A client with schizophrenia is experiencing delusions. Which intervention should the nurse implement to address this symptom?
- A. Encourage the client to ignore the delusions.
- B. Provide reality-based feedback to the client.
- C. Distract the client from the delusions.
- D. Encourage the client to discuss the delusions.
Correct Answer: B
Rationale: When a client with schizophrenia is experiencing delusions, providing reality-based feedback is considered an effective intervention to address this symptom. This approach helps the client differentiate between what is real and what is not real, assisting them in managing their delusions and promoting their overall well-being. Choice A is incorrect because ignoring the delusions does not help the client in distinguishing reality from delusions. Choice C is incorrect as distraction may only provide temporary relief but does not address the underlying issue. Choice D is incorrect because encouraging the client to discuss the delusions may reinforce or intensify them rather than help in managing them effectively.

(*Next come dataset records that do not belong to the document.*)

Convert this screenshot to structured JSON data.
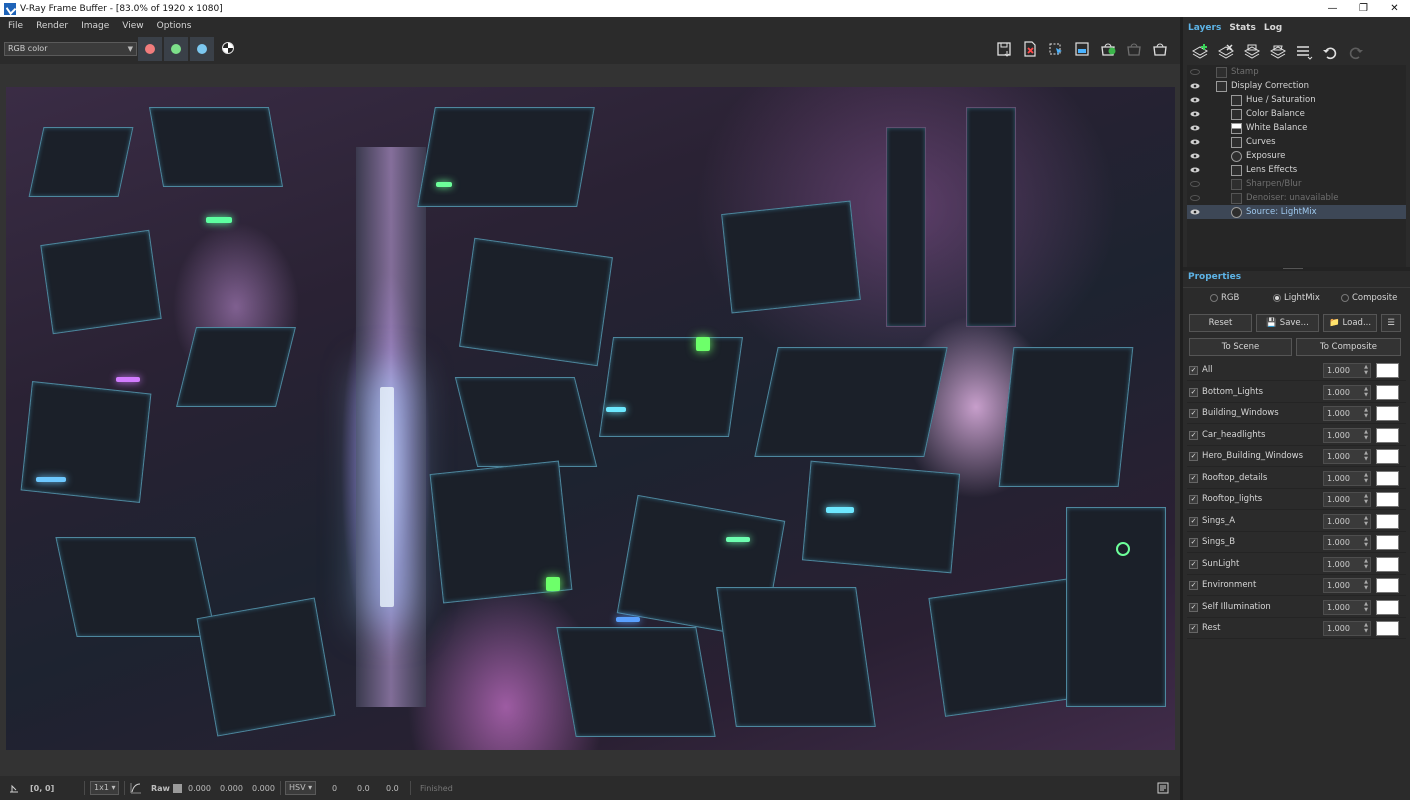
{
  "window": {
    "title": "V-Ray Frame Buffer - [83.0% of 1920 x 1080]",
    "controls": [
      "minimize",
      "maximize",
      "close"
    ]
  },
  "menu": [
    "File",
    "Render",
    "Image",
    "View",
    "Options"
  ],
  "toolbar": {
    "channel_select": "RGB color",
    "channel_buttons": [
      {
        "name": "red-channel",
        "color": "#f07c7c"
      },
      {
        "name": "green-channel",
        "color": "#7de08a"
      },
      {
        "name": "blue-channel",
        "color": "#7cc8f0"
      }
    ],
    "right_icons": [
      "save-image-icon",
      "clear-image-icon",
      "region-render-icon",
      "render-elements-icon",
      "render-icon",
      "render-interactive-icon",
      "stop-render-icon"
    ]
  },
  "status": {
    "coords": "[0, 0]",
    "zoom": "1x1",
    "raw_label": "Raw",
    "raw_values": [
      "0.000",
      "0.000",
      "0.000"
    ],
    "color_mode": "HSV",
    "hsv_values": [
      "0",
      "0.0",
      "0.0"
    ],
    "state": "Finished"
  },
  "panel": {
    "tabs": [
      "Layers",
      "Stats",
      "Log"
    ],
    "active_tab": "Layers",
    "layer_tool_icons": [
      "add-layer-icon",
      "remove-layer-icon",
      "save-layers-icon",
      "load-layers-icon",
      "layers-menu-icon",
      "undo-icon",
      "redo-icon"
    ],
    "layers": [
      {
        "name": "Stamp",
        "visible": false,
        "indent": 1,
        "enabled": false
      },
      {
        "name": "Display Correction",
        "visible": true,
        "indent": 1,
        "enabled": true
      },
      {
        "name": "Hue / Saturation",
        "visible": true,
        "indent": 2,
        "enabled": true
      },
      {
        "name": "Color Balance",
        "visible": true,
        "indent": 2,
        "enabled": true
      },
      {
        "name": "White Balance",
        "visible": true,
        "indent": 2,
        "enabled": true
      },
      {
        "name": "Curves",
        "visible": true,
        "indent": 2,
        "enabled": true
      },
      {
        "name": "Exposure",
        "visible": true,
        "indent": 2,
        "enabled": true
      },
      {
        "name": "Lens Effects",
        "visible": true,
        "indent": 2,
        "enabled": true
      },
      {
        "name": "Sharpen/Blur",
        "visible": false,
        "indent": 2,
        "enabled": false
      },
      {
        "name": "Denoiser: unavailable",
        "visible": false,
        "indent": 2,
        "enabled": false
      },
      {
        "name": "Source: LightMix",
        "visible": true,
        "indent": 2,
        "enabled": true,
        "selected": true
      }
    ],
    "properties_title": "Properties",
    "source_modes": [
      {
        "label": "RGB",
        "selected": false
      },
      {
        "label": "LightMix",
        "selected": true
      },
      {
        "label": "Composite",
        "selected": false
      }
    ],
    "buttons": {
      "reset": "Reset",
      "save": "Save...",
      "load": "Load...",
      "to_scene": "To Scene",
      "to_composite": "To Composite"
    },
    "lightmix": [
      {
        "name": "All",
        "value": "1.000",
        "checked": true
      },
      {
        "name": "Bottom_Lights",
        "value": "1.000",
        "checked": true
      },
      {
        "name": "Building_Windows",
        "value": "1.000",
        "checked": true
      },
      {
        "name": "Car_headlights",
        "value": "1.000",
        "checked": true
      },
      {
        "name": "Hero_Building_Windows",
        "value": "1.000",
        "checked": true
      },
      {
        "name": "Rooftop_details",
        "value": "1.000",
        "checked": true
      },
      {
        "name": "Rooftop_lights",
        "value": "1.000",
        "checked": true
      },
      {
        "name": "Sings_A",
        "value": "1.000",
        "checked": true
      },
      {
        "name": "Sings_B",
        "value": "1.000",
        "checked": true
      },
      {
        "name": "SunLight",
        "value": "1.000",
        "checked": true
      },
      {
        "name": "Environment",
        "value": "1.000",
        "checked": true
      },
      {
        "name": "Self Illumination",
        "value": "1.000",
        "checked": true
      },
      {
        "name": "Rest",
        "value": "1.000",
        "checked": true
      }
    ]
  },
  "colors": {
    "accent": "#5db3e6",
    "panel_bg": "#2b2b2b",
    "viewport_bg": "#333333",
    "selected_row": "#3d4756"
  }
}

A nurse is assessing a client who has been diagnosed with persistent depressive disorder (dysthymia). Which of the following findings should the nurse expect?
- A. Episodes of hypomania
- B. Periods of elevated mood
- C. Lack of interest in activities
- D. Feelings of detachment from one's body
Correct Answer: C
Rationale: The correct finding the nurse should expect in a client diagnosed with persistent depressive disorder (dysthymia) is a lack of interest in activities. This disorder is characterized by a chronic depressive mood lasting for at least two years, alongside symptoms such as changes in appetite, fatigue, low self-esteem, and difficulty concentrating. Clients with dysthymia do not typically experience hypomania, periods of elevated mood, or feelings of detachment from one's body, which are more commonly associated with other mood disorders. Therefore, options A, B, and D are incorrect findings for a client with persistent depressive disorder.
A client with obsessive-compulsive disorder (OCD) spends hours each day washing her hands. Which intervention should the nurse implement to help the client reduce this behavior?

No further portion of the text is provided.